This book tells the story of the days immediately before and after the death of a Cornish matriarch, who knows that, given the chance, her children would sell her beloved home.
That alone would have made me pick up the book, because I love the author, and because I love that this story is set in china clay country; a part of Cornwall that I have rarely read about in fiction, though it is an important part of the county’s history and heritage.
The narrative moves back in time to tell stories of previous generations who lived there, not in the way of most novels that have stories set in different points in time, but in a way that feels completely natural and right. Sometimes a thought, a sound, a sight can spark a memory can stir a memory; sometimes of just a moment of time and sometimes of a whole story of people, places and incidents long past.
That is exactly the way this book works. Rumer Godden did this same thing in an earlier work, A Fugue in Time, and in this book she works with more characters, more history, and – I think – rather more refinement.
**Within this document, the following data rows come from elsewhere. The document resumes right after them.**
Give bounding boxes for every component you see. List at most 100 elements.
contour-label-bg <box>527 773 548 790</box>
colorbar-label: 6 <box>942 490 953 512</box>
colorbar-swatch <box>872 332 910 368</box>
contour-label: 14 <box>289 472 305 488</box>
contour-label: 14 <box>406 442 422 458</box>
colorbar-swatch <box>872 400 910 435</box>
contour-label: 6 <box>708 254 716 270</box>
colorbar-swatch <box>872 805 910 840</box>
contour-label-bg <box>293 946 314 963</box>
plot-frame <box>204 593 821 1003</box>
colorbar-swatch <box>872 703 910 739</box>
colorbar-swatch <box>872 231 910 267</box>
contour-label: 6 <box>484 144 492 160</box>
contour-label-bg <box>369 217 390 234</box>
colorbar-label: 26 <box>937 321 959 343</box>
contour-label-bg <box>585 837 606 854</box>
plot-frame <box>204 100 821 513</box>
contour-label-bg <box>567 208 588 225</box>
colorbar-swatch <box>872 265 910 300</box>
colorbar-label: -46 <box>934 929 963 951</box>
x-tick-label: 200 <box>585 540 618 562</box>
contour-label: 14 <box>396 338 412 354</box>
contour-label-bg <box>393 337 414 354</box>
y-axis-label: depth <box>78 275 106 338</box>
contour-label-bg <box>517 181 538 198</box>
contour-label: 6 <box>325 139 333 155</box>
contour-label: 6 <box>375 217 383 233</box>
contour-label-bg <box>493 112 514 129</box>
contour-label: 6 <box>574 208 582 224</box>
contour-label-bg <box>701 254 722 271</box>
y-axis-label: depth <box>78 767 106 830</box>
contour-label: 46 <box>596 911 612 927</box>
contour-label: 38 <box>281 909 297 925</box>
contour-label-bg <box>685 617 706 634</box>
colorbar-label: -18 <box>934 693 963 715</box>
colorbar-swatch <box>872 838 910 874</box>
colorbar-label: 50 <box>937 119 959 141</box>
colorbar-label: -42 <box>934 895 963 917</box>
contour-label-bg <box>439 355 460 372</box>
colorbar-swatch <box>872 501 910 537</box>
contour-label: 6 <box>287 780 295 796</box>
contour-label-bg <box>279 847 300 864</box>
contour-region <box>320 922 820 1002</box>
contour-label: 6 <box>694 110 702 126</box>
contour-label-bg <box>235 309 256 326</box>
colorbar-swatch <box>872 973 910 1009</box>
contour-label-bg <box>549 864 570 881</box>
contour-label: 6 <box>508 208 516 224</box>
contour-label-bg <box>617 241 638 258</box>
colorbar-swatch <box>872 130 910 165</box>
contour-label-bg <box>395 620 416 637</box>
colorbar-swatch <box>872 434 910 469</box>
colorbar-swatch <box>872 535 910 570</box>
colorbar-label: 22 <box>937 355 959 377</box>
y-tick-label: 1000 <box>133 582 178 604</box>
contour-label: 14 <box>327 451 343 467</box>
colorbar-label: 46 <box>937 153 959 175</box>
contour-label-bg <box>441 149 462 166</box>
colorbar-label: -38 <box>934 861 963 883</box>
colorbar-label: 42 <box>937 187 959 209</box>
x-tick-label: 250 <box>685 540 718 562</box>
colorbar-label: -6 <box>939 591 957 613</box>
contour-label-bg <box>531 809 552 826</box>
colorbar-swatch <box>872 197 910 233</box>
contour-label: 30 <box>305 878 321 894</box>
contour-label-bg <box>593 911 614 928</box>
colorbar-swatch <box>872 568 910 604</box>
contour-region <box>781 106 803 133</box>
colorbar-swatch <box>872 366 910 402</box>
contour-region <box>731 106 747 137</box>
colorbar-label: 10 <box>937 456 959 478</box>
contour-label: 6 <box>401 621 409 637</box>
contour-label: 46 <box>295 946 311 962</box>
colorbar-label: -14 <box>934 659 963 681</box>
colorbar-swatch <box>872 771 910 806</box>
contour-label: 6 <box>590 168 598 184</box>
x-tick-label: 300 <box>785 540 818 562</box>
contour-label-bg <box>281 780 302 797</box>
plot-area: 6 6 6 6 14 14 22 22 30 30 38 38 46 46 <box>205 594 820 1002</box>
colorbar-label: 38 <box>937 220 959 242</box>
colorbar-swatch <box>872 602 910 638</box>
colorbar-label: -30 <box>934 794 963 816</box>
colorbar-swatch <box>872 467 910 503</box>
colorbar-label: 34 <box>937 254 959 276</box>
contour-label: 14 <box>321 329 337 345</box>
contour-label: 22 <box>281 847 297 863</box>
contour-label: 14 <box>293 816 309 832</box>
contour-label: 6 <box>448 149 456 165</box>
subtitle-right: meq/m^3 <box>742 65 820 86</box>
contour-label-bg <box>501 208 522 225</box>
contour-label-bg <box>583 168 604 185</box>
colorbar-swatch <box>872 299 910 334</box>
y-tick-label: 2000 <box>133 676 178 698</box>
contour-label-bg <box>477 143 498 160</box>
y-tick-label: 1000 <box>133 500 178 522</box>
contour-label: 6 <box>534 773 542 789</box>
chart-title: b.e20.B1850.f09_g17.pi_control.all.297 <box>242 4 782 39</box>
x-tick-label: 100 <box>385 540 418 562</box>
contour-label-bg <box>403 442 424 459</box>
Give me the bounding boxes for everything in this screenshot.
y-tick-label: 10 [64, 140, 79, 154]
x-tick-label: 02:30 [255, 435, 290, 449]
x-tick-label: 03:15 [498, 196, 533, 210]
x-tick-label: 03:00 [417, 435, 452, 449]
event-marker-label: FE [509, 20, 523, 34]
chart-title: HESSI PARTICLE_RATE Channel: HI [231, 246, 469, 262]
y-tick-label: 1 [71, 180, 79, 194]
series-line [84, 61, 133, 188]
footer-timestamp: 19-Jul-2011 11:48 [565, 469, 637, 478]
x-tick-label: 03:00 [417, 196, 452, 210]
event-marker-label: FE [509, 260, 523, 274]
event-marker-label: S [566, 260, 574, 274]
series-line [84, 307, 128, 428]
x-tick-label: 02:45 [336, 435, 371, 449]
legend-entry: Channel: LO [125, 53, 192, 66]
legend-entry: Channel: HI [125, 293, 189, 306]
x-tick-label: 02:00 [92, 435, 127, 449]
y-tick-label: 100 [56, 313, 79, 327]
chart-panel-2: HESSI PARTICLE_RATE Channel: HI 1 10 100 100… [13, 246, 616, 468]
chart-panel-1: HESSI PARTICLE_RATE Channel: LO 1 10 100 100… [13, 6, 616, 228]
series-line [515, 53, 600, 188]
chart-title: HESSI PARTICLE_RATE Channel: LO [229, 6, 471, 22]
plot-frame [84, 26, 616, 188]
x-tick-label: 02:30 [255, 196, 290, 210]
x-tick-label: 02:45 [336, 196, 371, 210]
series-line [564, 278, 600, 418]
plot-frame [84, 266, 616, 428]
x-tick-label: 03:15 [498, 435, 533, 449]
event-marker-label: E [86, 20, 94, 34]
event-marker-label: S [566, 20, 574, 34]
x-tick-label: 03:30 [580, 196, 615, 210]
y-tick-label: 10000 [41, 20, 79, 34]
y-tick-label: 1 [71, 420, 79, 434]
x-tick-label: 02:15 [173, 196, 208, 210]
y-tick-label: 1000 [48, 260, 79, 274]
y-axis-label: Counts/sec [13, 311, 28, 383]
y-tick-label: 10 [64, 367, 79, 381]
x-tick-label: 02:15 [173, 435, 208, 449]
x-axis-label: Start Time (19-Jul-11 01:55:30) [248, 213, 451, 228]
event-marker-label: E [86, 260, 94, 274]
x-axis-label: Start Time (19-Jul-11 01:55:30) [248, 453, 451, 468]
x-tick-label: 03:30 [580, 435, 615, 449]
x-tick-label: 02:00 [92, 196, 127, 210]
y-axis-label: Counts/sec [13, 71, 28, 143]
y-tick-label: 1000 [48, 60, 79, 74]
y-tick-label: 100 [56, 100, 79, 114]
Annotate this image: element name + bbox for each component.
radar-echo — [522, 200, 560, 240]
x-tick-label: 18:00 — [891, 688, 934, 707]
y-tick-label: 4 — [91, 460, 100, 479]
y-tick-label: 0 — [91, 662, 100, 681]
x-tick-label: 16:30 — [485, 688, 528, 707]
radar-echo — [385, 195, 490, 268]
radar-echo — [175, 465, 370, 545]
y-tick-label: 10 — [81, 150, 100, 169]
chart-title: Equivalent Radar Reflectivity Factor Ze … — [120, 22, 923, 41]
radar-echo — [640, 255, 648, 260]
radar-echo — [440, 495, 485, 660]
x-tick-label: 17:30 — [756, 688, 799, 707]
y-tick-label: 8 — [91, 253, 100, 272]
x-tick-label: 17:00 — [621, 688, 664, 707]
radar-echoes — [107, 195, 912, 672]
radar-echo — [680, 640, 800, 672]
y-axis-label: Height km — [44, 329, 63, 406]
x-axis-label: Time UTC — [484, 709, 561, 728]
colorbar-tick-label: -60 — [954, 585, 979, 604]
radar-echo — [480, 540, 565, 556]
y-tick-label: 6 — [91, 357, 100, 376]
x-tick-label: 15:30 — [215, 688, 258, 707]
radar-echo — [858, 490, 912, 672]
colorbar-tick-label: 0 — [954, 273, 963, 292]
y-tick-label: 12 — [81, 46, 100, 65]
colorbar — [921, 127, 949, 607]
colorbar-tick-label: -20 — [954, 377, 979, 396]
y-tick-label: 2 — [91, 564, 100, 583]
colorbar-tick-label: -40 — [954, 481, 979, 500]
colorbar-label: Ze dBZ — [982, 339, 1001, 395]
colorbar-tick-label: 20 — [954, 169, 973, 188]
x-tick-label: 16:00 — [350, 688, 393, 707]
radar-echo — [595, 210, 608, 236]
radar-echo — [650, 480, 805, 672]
I was captivated with the story of the elderly matriarch, who was cared for by a lady not a great deal younger who had been her companion; by the story of a granddaughter she called to her side, who had loved the house as a child but had not been there for many years, as when her mother was widowed she had decided to return to her native America, and pick up the threads of her career as an actress; and by the story that played out when daughters returned, with husbands in tow, to look over what they thought was their rightful inheritance.
That story became so real to me, and so did many stories from the past. I’m thinking of Eustace and Adza, who bought the house and established the dynasty. I’m thinking of Lady Patrick, the daughter of a wealthy and aristocratic family who eloped with the son of the house and struggled with her changed circumstances, her faithless husband and two young sons. At first I couldn’t warm to her, but as I learned more of her story I came to empathise with her. And I am thinking of the wonderful Eliza, who seemed to be cast as the spinster daughter, and who overcame her anger about her situation to set the course of her own life, by insisting that her brother formalised her position as housekeeper and by pursuing her own interests – especially the books that she loved dearly – when her time was her own.
It felt quite natural to move between all of those different stories. When I bought my book I had made sure that I had a family tree to refer to, but I didn’t need it for very long at all’ such was the skill of the author at bringing the house and its occupants to life.
She wrote so beautifully, she picked up exactly the right details, and it really did seem that she had walked through that house, unseen, among all of those different generations; understanding the pull of – the importance of – China Court, as a home and for its own sake.
There was such skill in construction of the story and in the telling of the tale. The present was written in the past tense and the past was written in the present tense, which might sound odd but it was wonderfully effective; and I loved the way the two could switch, sometimes even in the same sentence, feeling completely natural and right.
One character had a story in the present and the past. Ripsie was a child from the village and she became the constant companion of Lady Patrick’s two sons, Borowis and John Henry, while they played outside but as they grew up she found that she was often excluded from their world. Because she had fallen in loved with Borowis, who was brave and spirited, she clung on. When she finally realised that he didn’t love her and that he didn’t even see her as someone who had a place in his world, the steady and sensible John Henry was there to catch her before she fell. They married, and when Ripsie became the lady of the manor she slipped into the role so easily that she could have been born to it.
I’m reluctant to pick a favourite from so many wonderful characters and stories, but I think I have to say that I loved Ripsie and her story the best of all; both for her own sake and for what it said about the best and worst of society and of human nature.
The antique Book of Hours that she treasured and kept with her always provided headings for each chapter; a lovely reminder of the spirituality that is threaded through so many of Rumer Godden’s books, a lovely thing in its own right, and as I came to the end of the book I realised that it was also an integral part of the story.
I also realised that the author had chosen the pieces of the history of the family and the history of the house that she would share carefully and cleverly; to illuminate the past, and to show how the past can shape the present and the future.
I did miss the other pieces of history that weren’t shared; and though I understand that not everything could be told, the characters I met and the stories that I learned are so alive in my mind that want to know and understand more.
My only other disappointment was the ending. The reading of the will, the fallout from that, the discoveries that were made, were all wonderful; but there was just one thing that I couldn’t quite believe, the resolution of that was rushed, and the very final scene was unsettling and has not dated well.
There were so many more things that I loved, and those are the things that have stayed with me since I put the book down.